Arleen looked like a prime candidate – both because of her impressive academic accomplishments and also because she seemed to be a great potential full-time department chair. And, indeed, Arleen did become great chair. Taking on that role meant – although she had some prior connections with UCLA – that she had to master the internal workings of the university’s personnel system and its administrative vagaries almost as soon as she set foot in the door. Further, as it turned out, she was twice department chair, while also maintaining a stellar record of research and teaching.
I should also note that Arleen’s second period of chairing the department overlapped with my stint with UCLA’s Council on Academic Personnel (CAP). CAP gives you a perspective on how departments around the entire university handle their academic personnel matters. Public Policy under Arleen looked quite outstanding in that regard when compared with many other (to remain unnamed) UCLA departments. I am not just talking about getting the necessary paperwork assembled. I am talking about Arleen’s genuine concern for her faculty and for department faculty development.
I am sure that others today will speak of Arleen’s research and publications record – as well as her public and professional service - in detail. Obviously, her contributions to the literature and field of health economics are top of the line. What has always struck me about Arleen’s contributions is that they are all “sensible.” By that I mean that they deal with important questions and then take you to a focus on what to do and/or on how to think. Arleen is part of the Blue Sky Group, as you know – but she is not part of the Pie in the Sky Group.
As a simple example, national, state, and local attention in public policy on health has centered on covering the uninsured in recent years, both here in California and now federally. But Arleen has pointed out that the ultimate objective is not insurance policies but good health outcomes. That observation may seem evident once it is said – but few have said it.
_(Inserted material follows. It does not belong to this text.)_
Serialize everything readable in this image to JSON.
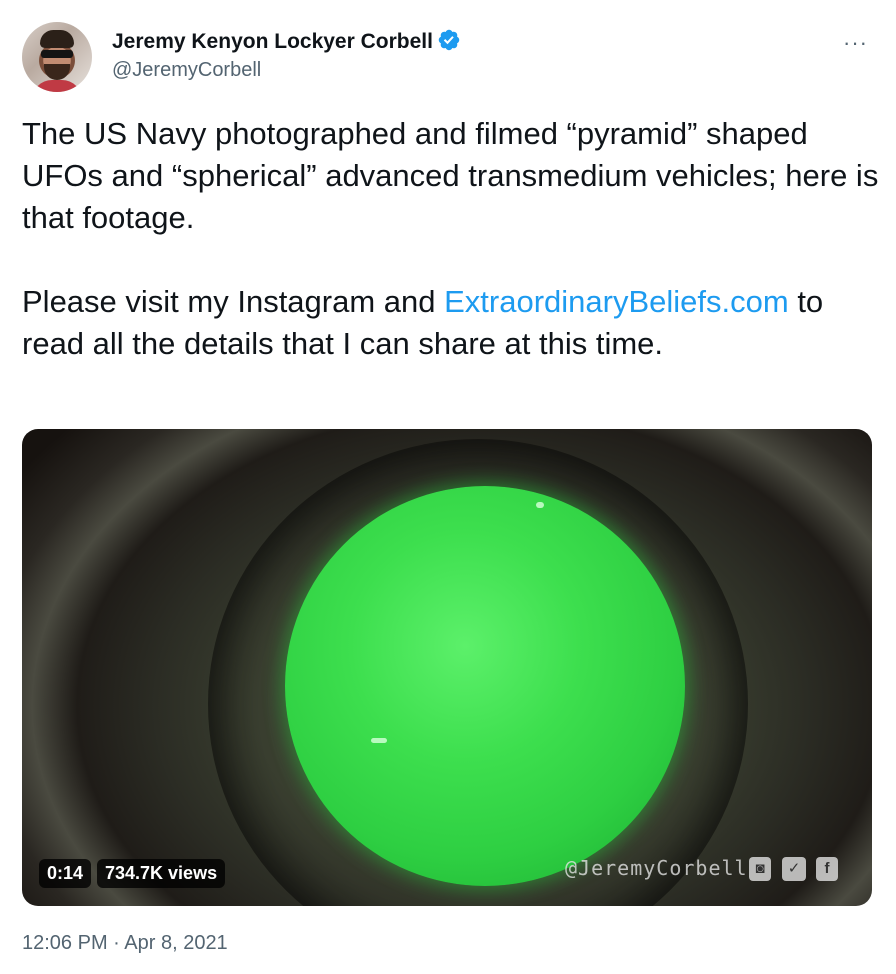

As Arleen and others who were early department members retire, this is a good time for the department to consider where it wants to go and – important in these challenging budgetary times – how it wants to get there. I do hope the department will continue its linkages to the area of health policy – in which Arleen has played such an important role - taking advantage of its remaining local strengths and the strengths of the wider campus. I am sure Arleen will be happy to provide continued counsel to the department in that endeavor.
Congratulations Arleen – and again – apologies for not being able to be at the party.
Many good wishes to you on your retirement from your friends at UCLA!